The greenEnergy and remotelyDisable functions are meant to set/re-assign the values of certain properties of an object i.e. the functions are meant to mutate/modify the object. The return values of the functions (in this particular exercise) are not important. If the specifications required the functions to return some values as well, then the absence/presence of curly braces would be an important detail.

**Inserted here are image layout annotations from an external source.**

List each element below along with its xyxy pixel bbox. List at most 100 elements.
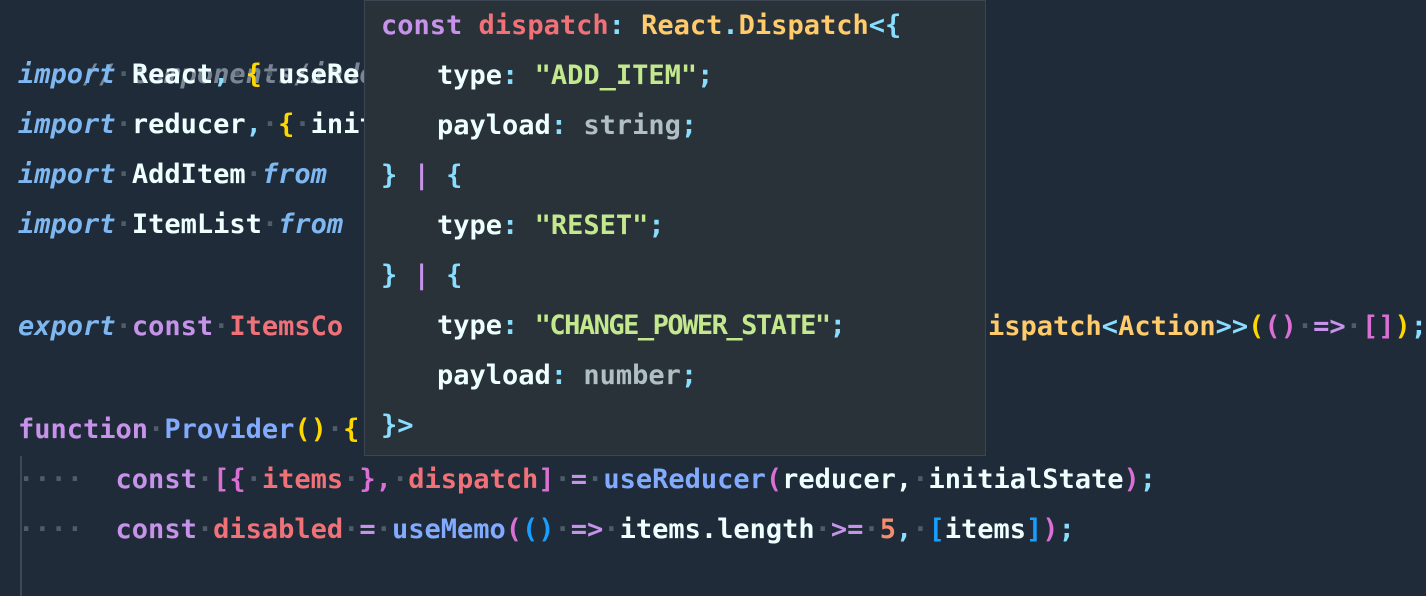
code-line-2[interactable]: import·React,·{·useRe [18,50,359,100]
keyword-export: export [18,311,116,342]
arg-reducer: reducer, [782,464,913,495]
keyword-function: function [18,414,149,445]
code-line-7[interactable]: export·const·ItemsCo [18,302,343,352]
tooltip-line-6: } | { [381,251,462,301]
keyword-const: const [115,514,197,545]
code-line-10[interactable]: ···· const·[{·items·},·dispatch]·=·useRe… [18,455,1156,505]
keyword-import: import [18,59,116,90]
number-literal: 5 [879,514,896,545]
tip-type: Dispatch [738,10,869,41]
tip-string: "ADD_ITEM" [534,60,698,91]
equals: = [359,514,376,545]
tooltip-line-8: payload: number; [437,351,697,401]
semicolon: ; [1410,311,1426,342]
tip-semi: ; [648,210,665,241]
tooltip-line-9: }> [381,401,414,451]
brace: { [278,109,295,140]
tip-semi: ; [697,60,714,91]
tip-type-string: string [583,110,681,141]
tip-key: payload [437,110,551,141]
expr-items-length: items.length [619,514,815,545]
paren-close: ) [1042,514,1059,545]
keyword-from: from [278,209,344,240]
keyword-import: import [18,209,116,240]
paren-open: ( [765,464,783,495]
tip-semi: ; [680,360,698,391]
angle-open: < [1101,311,1119,342]
angle-close: >> [1215,311,1249,342]
tip-keyword-const: const [381,10,463,41]
tip-type-number: number [583,360,681,391]
tip-key: type [437,210,503,241]
code-line-3[interactable]: import·reducer,·{·init [18,100,376,150]
code-line-5[interactable]: import·ItemList·from [18,200,343,250]
paren-close: ) [1394,311,1411,342]
code-editor[interactable]: // components/indes. import·React,·{·use… [0,0,1426,596]
brace: { [343,414,360,445]
var-items: items [261,464,344,495]
tip-name: dispatch [478,10,609,41]
fn-usememo: useMemo [391,514,506,545]
var-disabled: disabled [213,514,344,545]
context-name: ItemsCo [229,311,344,342]
comma: , [245,109,262,140]
paren-close: ) [1123,464,1140,495]
tooltip-line-5: type: "RESET"; [437,201,665,251]
code-line-1[interactable]: // components/indes. [18,0,408,90]
hover-tooltip: const dispatch: React.Dispatch<{ type: "… [364,0,986,456]
keyword-const: const [131,311,214,342]
code-line-11[interactable]: ···· const·disabled·=·useMemo(()·=>·item… [18,505,1075,555]
keyword-from: from [261,159,327,190]
tooltip-line-1: const dispatch: React.Dispatch<{ [381,1,901,51]
tip-open: { [446,160,463,191]
type-action: Action [1118,311,1216,342]
empty-parens: () [522,514,555,545]
operator-gte: >= [830,514,864,545]
tip-pipe: | [413,160,430,191]
semicolon: ; [1058,514,1075,545]
keyword-const: const [115,464,197,495]
tip-pipe: | [413,260,430,291]
import-rest: useRe [278,59,360,90]
tip-colon: : [550,110,568,141]
comma: , [213,59,230,90]
tooltip-line-3: payload: string; [437,101,697,151]
keyword-import: import [18,159,116,190]
tip-string: "RESET" [534,210,649,241]
tip-key: payload [437,360,551,391]
keyword-import: import [18,109,116,140]
arrow: => [1313,311,1346,342]
import-name: React [131,59,214,90]
import-name: reducer [131,109,246,140]
destructure-open: [{ [213,464,246,495]
tip-dot: . [722,10,739,41]
tip-colon: : [502,310,519,341]
tip-namespace: React [641,10,723,41]
tooltip-line-2: type: "ADD_ITEM"; [437,51,713,101]
tip-key: type [437,310,503,341]
tip-string: "CHANGE_POWER_STATE" [534,310,832,341]
tip-semi: ; [829,310,846,341]
arg-initialstate: initialState [928,464,1124,495]
paren-open: ( [505,514,522,545]
array-item: items [944,514,1027,545]
semicolon: ; [1139,464,1157,495]
dispatch-type-fragment: ispatch [988,311,1102,342]
import-name: ItemList [131,209,262,240]
paren-open: ( [1248,311,1265,342]
comma: , [895,514,913,545]
tip-key: type [437,60,503,91]
import-name: AddItem [131,159,246,190]
tooltip-line-4: } | { [381,151,462,201]
empty-parens: () [1264,311,1297,342]
brace: { [245,59,262,90]
code-line-4[interactable]: import·AddItem·from [18,150,327,200]
parens: () [294,414,327,445]
tip-close: } [381,160,398,191]
tip-semi: ; [680,110,698,141]
tip-colon: : [550,360,568,391]
code-line-7-tail[interactable]: ispatch<Action>>(()·=>·[]); [988,302,1426,352]
arrow: => [570,514,604,545]
tooltip-line-7: type: "CHANGE_POWER_STATE"; [437,301,846,351]
code-line-9[interactable]: function·Provider()·{ [18,405,359,455]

In your screenshot, curly braces have been used for the greenEnergy function. Since no return keyword has been used in the body of the function, so there is no explicit return. Instead, the function’s return value will be undefined. If the return keyword had been used, then the return value of the function would be the string "avocado oil".
No curly braces have been used for the body of the remotelyDisable function. After the assignment, the expression obj.disabled = true; evaluates to true and so the boolean true is implicitly returned by the arrow function.

let spaceship = {
  'Fuel Type' : 'Turbo Fuel',
  homePlanet : 'Earth'
};

// Your functions from screenshot here
// ...

console.log(greenEnergy(spaceship));
// undefined

console.log(remotelyDisable(spaceship));
// true

console.log(spaceship);
// { 'Fuel Type': 'avocado oil', homePlanet: 'Earth', disabled: true }

If the return values of the functions are important, then the absence/presence of curly braces makes a difference. In the exercise, the two functions are meant to mutate/modify the object and the return values aren’t important, so you can choose to omit or include the curly braces as you deem suitable.

1 Like
203

Thank you so much, I see why you’re a Gold Problem Solver. Incidentally earlier today I realized I don’t really get the difference between using/not using return. I thought it had to do with wanting to achieve what console.log does but not print it, or concise syntax. Turns out also return is not used when we are setting a value. In my head the mnemonic is if I see a = it’s probably not a case where return is needed. So thank you, you explicitly confirmed it. I guess my issue was that the solution wasn’t accepting my ‘curly braces in both’. But good to know it’s actually correct.